I’m cautious to give personal trackers such weighted credit when assessing my own self-awareness, but the article claims that warbles aren’t telling us what to do, just helping us form new habits.
While setting an intention isn’t the same as thing as paying attention, setting a goal, an intention, does require greater attention to all contributing factors. As humans, we’re the one’s setting intentions, but technology can focuses our attentiveness toward that goal. For instance, the article explains that wearables allow us to, say, be healthier by alerting us to daily calorie counts or steps taken.
More interesting, the article noted a study explaining that “50% of people who use wearables stop after 6 months, and the industry sees this as a failure” but in “some ethnographic interviews, people said that they learn what 10,000 steps feels like and simply don’t need the device anymore,” deeming this evidence as “ a success story”.
It seems like a plausibly optimistic assumption: We aren’t becoming more dependent on technology. We’re actually using technology to teach us how to be more self-aware, in this case, by learning how we feel after a certain interval of exercise.
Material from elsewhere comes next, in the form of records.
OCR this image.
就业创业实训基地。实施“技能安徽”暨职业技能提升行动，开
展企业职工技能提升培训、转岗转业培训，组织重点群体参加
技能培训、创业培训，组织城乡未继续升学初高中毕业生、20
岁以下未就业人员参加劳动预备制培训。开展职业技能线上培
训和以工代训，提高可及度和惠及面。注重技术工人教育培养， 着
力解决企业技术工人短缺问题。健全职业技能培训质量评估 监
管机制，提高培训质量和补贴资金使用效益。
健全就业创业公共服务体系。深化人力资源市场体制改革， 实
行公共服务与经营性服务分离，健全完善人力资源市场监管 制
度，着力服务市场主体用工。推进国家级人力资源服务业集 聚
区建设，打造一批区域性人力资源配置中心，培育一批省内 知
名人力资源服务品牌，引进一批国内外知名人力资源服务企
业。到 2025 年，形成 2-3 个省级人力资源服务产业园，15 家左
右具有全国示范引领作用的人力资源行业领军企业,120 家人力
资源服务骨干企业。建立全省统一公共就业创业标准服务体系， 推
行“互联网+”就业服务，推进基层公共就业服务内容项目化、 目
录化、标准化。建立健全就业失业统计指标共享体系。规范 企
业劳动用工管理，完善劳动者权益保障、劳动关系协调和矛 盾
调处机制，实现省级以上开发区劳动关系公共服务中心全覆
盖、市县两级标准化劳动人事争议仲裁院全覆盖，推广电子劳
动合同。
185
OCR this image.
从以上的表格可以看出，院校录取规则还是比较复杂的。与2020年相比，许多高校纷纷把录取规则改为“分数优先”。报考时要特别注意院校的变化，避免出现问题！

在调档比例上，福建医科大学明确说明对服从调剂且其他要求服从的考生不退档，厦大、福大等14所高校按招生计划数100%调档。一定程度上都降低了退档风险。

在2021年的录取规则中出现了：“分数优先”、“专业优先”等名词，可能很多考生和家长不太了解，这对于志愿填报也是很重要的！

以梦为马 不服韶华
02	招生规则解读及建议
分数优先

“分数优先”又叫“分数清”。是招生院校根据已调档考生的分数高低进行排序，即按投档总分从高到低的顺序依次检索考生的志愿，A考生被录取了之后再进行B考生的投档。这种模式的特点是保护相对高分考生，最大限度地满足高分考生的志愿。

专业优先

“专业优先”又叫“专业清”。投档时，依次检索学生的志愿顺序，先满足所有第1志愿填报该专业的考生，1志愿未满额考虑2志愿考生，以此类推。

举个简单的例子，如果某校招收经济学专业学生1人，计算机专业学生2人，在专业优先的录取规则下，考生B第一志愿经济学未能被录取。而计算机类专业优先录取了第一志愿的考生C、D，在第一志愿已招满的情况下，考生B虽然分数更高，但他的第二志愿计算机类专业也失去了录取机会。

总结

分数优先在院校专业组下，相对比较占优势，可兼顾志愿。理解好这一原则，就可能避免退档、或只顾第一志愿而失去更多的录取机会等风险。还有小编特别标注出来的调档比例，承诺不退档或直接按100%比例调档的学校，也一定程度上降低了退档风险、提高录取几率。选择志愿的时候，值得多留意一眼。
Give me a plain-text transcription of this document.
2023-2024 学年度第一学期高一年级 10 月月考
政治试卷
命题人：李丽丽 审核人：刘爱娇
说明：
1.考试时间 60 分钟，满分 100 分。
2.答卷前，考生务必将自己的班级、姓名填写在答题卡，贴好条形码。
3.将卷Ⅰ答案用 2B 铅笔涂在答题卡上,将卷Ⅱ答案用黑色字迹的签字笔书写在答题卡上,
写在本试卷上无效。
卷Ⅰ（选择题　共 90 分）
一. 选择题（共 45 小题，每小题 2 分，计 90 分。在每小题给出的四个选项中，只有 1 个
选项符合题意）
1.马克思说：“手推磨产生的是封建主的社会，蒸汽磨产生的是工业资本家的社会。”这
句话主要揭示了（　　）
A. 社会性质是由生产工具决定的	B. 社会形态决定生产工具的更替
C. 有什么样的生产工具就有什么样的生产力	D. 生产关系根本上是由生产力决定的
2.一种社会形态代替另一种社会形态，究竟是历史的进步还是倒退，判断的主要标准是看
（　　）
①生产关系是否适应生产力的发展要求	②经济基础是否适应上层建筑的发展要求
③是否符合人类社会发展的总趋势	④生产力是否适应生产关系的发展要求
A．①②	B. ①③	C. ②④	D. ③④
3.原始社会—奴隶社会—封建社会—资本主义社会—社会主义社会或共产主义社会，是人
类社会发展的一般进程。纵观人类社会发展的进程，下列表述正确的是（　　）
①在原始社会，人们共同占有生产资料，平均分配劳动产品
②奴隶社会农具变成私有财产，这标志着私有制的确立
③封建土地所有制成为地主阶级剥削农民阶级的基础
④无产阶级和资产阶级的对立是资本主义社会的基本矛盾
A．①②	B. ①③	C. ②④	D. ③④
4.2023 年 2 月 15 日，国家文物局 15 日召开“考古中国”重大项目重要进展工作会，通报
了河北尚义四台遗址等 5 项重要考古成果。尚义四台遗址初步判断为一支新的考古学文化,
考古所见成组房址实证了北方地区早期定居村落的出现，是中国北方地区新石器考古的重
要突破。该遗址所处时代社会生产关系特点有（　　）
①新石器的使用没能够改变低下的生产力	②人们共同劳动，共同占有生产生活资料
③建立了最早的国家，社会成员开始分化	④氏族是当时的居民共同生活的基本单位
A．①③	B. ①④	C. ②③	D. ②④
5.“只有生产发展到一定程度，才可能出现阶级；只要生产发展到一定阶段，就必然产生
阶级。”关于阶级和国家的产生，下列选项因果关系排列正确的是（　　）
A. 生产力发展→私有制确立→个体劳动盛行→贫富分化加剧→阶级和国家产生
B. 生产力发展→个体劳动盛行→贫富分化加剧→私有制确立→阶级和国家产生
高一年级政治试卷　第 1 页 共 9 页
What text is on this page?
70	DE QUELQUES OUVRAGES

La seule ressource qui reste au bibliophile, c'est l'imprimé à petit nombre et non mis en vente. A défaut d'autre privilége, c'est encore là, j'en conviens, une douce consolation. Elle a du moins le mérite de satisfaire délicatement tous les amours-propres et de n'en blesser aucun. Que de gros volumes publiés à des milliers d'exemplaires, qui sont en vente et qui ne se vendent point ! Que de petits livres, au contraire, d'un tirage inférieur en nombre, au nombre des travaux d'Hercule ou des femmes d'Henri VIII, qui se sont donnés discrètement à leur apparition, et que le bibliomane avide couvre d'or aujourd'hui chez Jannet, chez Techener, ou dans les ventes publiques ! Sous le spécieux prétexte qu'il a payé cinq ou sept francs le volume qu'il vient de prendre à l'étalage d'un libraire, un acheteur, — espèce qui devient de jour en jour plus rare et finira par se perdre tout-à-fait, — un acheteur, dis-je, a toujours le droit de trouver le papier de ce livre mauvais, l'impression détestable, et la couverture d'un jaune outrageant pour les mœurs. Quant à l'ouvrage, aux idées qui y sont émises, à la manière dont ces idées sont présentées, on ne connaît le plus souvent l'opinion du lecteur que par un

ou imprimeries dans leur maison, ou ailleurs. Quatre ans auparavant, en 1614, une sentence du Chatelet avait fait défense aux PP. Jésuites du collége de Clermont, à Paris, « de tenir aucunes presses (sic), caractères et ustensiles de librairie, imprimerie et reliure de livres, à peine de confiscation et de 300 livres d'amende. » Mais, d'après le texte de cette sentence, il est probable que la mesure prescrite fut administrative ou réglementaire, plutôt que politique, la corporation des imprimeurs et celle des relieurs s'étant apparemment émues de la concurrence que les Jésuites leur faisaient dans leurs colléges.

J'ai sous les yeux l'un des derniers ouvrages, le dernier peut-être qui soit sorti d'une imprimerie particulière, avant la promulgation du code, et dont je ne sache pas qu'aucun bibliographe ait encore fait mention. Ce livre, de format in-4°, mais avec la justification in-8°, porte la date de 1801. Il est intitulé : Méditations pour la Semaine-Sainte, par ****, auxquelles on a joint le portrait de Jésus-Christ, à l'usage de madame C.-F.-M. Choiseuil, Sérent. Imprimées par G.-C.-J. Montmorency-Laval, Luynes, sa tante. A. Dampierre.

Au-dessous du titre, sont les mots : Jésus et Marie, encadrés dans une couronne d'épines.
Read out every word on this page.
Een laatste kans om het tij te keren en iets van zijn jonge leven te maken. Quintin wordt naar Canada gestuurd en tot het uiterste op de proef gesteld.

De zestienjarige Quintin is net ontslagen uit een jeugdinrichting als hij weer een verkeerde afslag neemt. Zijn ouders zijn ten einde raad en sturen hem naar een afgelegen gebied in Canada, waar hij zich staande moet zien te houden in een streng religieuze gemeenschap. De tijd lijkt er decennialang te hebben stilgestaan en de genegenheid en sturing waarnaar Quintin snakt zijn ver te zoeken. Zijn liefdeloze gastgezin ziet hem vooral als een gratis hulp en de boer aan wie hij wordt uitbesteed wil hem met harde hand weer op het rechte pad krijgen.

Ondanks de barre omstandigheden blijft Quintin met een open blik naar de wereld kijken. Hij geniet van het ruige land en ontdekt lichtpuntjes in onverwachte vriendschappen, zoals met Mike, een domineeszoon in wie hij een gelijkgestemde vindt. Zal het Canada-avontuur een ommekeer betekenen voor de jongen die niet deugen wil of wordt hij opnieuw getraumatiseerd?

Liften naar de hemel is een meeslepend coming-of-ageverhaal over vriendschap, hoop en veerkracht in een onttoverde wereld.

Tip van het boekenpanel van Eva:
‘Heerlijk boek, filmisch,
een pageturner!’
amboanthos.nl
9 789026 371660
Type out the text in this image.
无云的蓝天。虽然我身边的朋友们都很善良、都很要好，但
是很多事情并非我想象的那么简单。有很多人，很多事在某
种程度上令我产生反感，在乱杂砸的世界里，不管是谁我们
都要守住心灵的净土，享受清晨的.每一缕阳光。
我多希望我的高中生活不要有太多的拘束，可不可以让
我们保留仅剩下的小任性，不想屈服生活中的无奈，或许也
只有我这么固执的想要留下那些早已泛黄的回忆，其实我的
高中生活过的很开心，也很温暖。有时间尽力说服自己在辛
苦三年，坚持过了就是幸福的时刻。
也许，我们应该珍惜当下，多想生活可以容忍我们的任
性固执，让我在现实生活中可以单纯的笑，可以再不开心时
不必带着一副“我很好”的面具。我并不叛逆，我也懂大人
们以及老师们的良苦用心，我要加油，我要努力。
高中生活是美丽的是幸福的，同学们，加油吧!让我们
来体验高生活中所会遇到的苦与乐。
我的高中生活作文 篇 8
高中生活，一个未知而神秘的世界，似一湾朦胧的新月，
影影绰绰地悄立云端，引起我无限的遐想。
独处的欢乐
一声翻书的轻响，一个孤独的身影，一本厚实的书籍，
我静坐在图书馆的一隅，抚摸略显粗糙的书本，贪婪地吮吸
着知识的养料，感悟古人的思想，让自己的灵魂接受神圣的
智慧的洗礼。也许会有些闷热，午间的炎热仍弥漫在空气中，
Another journalist and author of “Keeping Track: Personal Informatics, Self-Regulation and the Data-Driven Life,” claims wearables can, in fact, be exceedingly prescriptive. Instead of offering a dashboard of data, some devices are simply advising wears to do something from an aggregation of data points and then assuming such assessments are in the wearers best interest. The human is cut out of the analysis process. Should we be so trusting of technology? In this instance, wearables are said to encourage action not just attention.
I suppose it depends on the individual and the particular device, but let’s hope wearables keep us aware of our own questions rather than acting to the beat of a device’s drum.